While I doubt that Stephen A. Smith and Max Kellerman will be having any lively debates about whether Auston Matthews or Alex Ovechkin is the best goal scorer in the NHL, the money that ESPN is paying will force them to at least mention the NHL more often than basically never (as was the case for almost 20 years). One of the NHL’s biggest problems has not only been a lack of national exposure, but a chronic inability to market their star players. Part of this is due to the sport of hockey’s team-first mentality, and the old adage, “It’s about the logo on front of the jersey, not the name on the back.”
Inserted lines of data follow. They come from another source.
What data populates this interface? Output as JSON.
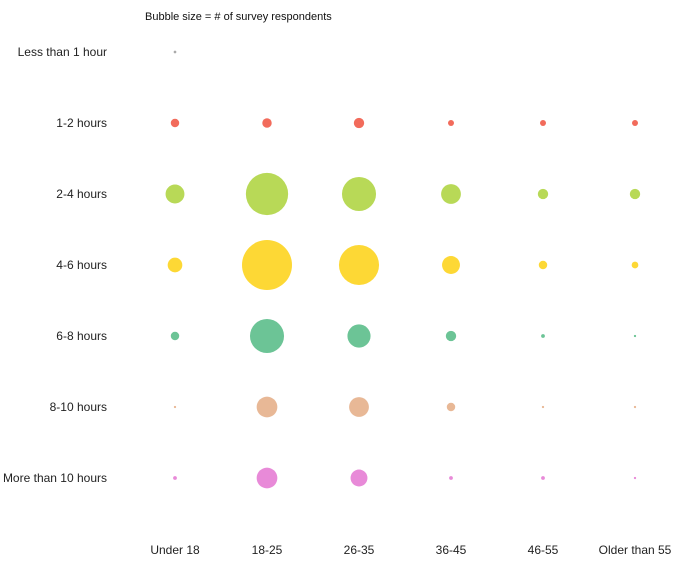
{
  "chart_data": {
    "type": "scatter",
    "subtype": "bubble-matrix",
    "title": "",
    "annotation": "Bubble size = # of survey respondents",
    "xlabel": "",
    "ylabel": "",
    "grid": false,
    "legend": "none",
    "x_categories": [
      "Under 18",
      "18-25",
      "26-35",
      "36-45",
      "46-55",
      "Older than 55"
    ],
    "y_categories": [
      "Less than 1 hour",
      "1-2 hours",
      "2-4 hours",
      "4-6 hours",
      "6-8 hours",
      "8-10 hours",
      "More than 10 hours"
    ],
    "row_colors": [
      "#aaaaaa",
      "#f26b5b",
      "#b8d957",
      "#fdd835",
      "#6cc496",
      "#e8b896",
      "#e88ad8"
    ],
    "values": [
      [
        0.4,
        0,
        0,
        0,
        0,
        0
      ],
      [
        4,
        5,
        6,
        2,
        2,
        2
      ],
      [
        20,
        100,
        65,
        22,
        6,
        6
      ],
      [
        12,
        140,
        90,
        18,
        4,
        2.5
      ],
      [
        4,
        65,
        30,
        6,
        0.8,
        0.3
      ],
      [
        0.3,
        24,
        22,
        4,
        0.3,
        0.3
      ],
      [
        0.8,
        24,
        16,
        0.8,
        0.8,
        0.3
      ]
    ]
  }
}
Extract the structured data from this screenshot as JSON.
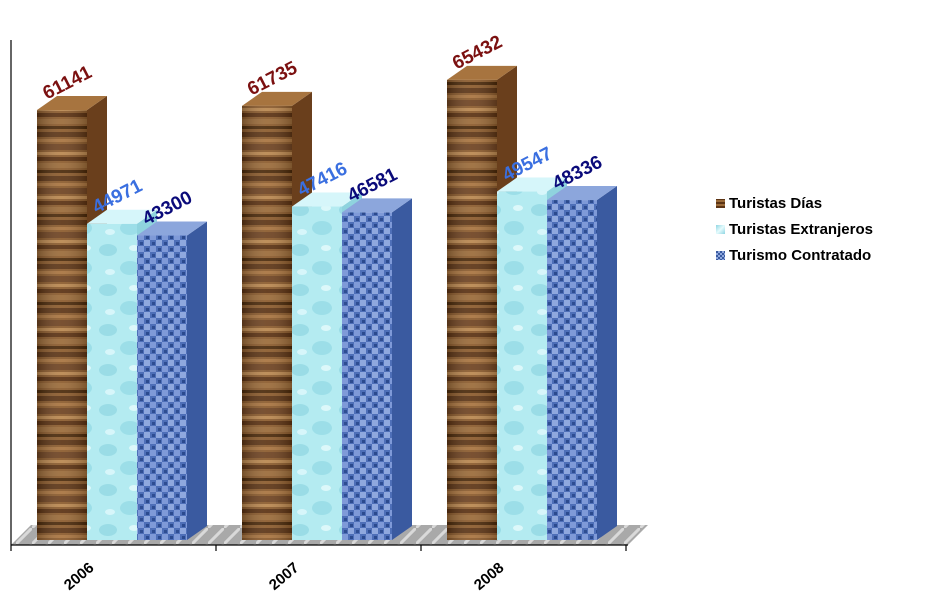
{
  "chart_data": {
    "type": "bar",
    "title": "",
    "xlabel": "",
    "ylabel": "",
    "categories": [
      "2006",
      "2007",
      "2008"
    ],
    "ylim": [
      0,
      70000
    ],
    "grid": false,
    "legend": "right",
    "series": [
      {
        "name": "Turistas Días",
        "values": [
          61141,
          61735,
          65432
        ],
        "color": "#8a5a2e",
        "label_color": "#7b1010"
      },
      {
        "name": "Turistas Extranjeros",
        "values": [
          44971,
          47416,
          49547
        ],
        "color": "#b6ecf2",
        "label_color": "#3a6fe0"
      },
      {
        "name": "Turismo Contratado",
        "values": [
          43300,
          46581,
          48336
        ],
        "color": "#4a6cb4",
        "label_color": "#0a0a7a"
      }
    ]
  }
}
Think of the biggest stars in the NBA: LeBron James, Kawhi Leonard, Kevin Durant, Giannis Antetokounmpo, etc.; those guys aren’t just stars, but brands in their own rights. As someone who has traveled to multiple continents, I can tell you for a fact that people around the world know who those guys are, regardless of whether they actually watch basketball or not. As far as the average American might know, Edmonton Oilers superstar Connor McDavid might as well be the Canadian secretary of agriculture. For a sport that struggles to give “highlights” to a general public that increasingly thrives on quick, 30 second Twitter videos, or even shorter TikToks or Snapchats, having the worldwide leader’s massive social media apparatus behind them cannot be seen as anything but a positive.
ESPN will begin airing NHL games in the fall of 2021. While one can only guess what the hosts or presentation will look like, I only request two things: 1) That awesome theme music (if you’ve heard it, you know what it is), which would get you instantly pumped for some nighttime NHL action; and, 2) The indispensable Gary Thorne. The man whose voice narrated so many of the most significant moments in NHL history: Wayne Gretzky passing Gordie Howe for the most goals in NHL history, Mario Lemieux’s first goal in his first game back from his battle with cancer, Steve Yzerman’s double-overtime goal in the 1996 Western Conference semifinals, and countless others. Re-engaging with the worldwide leader might end with being one of the best things that ever happened to the NHL. You might say they never should’ve left in the first place.